With Bitcoin's price soaring from $113,000 to $117,000 in a single day, currently hovering around $116,000, the cryptocurrency market is rising again. This latest breakthrough suggests that a new round of a bull market may be on the horizon, and analysts expect further increases in the future.

As usual, market volatility is expected, with price fluctuations and a retest of support levels. However, the overall trend is clearly bullish. Despite concerns over tariffs, war news, and regulatory crackdowns that have plagued the market for months, on-chain data and market charts consistently indicate that the bull market still exists, and this is now reflected in the price charts.

Not only Bitcoin, but altcoins are also recovering. Ethereum broke through $2,900 this week, up 14%. XRP surged to $2.57, a 13% increase, while Solana rose to $164, gaining 8% over the week.
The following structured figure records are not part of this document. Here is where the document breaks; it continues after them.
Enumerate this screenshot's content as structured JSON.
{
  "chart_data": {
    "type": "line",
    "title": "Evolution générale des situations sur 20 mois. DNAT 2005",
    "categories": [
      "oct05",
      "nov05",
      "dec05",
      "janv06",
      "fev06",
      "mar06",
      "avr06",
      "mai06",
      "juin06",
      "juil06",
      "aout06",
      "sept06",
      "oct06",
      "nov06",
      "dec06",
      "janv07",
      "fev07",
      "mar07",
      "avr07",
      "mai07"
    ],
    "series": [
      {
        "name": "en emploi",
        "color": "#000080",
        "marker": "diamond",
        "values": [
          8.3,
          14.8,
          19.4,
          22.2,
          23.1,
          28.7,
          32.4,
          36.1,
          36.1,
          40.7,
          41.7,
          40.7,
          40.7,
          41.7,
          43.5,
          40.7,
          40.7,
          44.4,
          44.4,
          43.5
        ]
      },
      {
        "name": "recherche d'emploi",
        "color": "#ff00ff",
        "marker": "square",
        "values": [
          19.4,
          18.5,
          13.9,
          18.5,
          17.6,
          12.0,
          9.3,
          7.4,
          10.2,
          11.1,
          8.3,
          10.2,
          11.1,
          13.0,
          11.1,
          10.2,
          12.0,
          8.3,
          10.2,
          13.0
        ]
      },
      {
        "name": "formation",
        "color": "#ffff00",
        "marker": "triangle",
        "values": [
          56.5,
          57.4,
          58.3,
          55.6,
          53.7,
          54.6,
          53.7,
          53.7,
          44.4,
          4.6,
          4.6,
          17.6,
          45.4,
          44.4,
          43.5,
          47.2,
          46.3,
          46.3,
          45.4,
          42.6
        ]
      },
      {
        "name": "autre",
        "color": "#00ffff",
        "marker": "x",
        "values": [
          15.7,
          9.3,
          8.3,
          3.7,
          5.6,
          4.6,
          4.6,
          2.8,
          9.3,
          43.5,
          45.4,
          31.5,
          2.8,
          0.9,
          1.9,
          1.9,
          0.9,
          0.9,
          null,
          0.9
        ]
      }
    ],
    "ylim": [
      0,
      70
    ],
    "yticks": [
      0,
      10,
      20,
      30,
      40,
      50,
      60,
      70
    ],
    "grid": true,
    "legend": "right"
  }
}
This pattern follows a typical bull market cycle, where liquidity shifts from Bitcoin to altcoins after a strong BTC rally.

What will be the next price movement for Bitcoin?

From a technical perspective, Bitcoin has also broken through several major resistance levels on various charts, including a long-standing downward channel and a bullish cup-and-handle formation on the 3-day chart. If this breakout can be sustained, Bitcoin may reach $150,000 in the coming months.

Analysis shows that the current market structure remains strong. Key support is around $112,100; as long as Bitcoin stays above this level, upward momentum is expected to continue. A drop below this price will shift market attention to lower support levels, including the $107,300 range.

While a short-term pullback may occur, strong rebounds like this often lead to unexpected surges. Bitcoin recently broke through previous resistance levels, indicating that the market may still have room for growth.

Global liquidity is also on the rise, with stock markets like the S&P 500 hitting all-time highs, while the dollar is weakening. Historically, this combination is favorable for cryptocurrencies.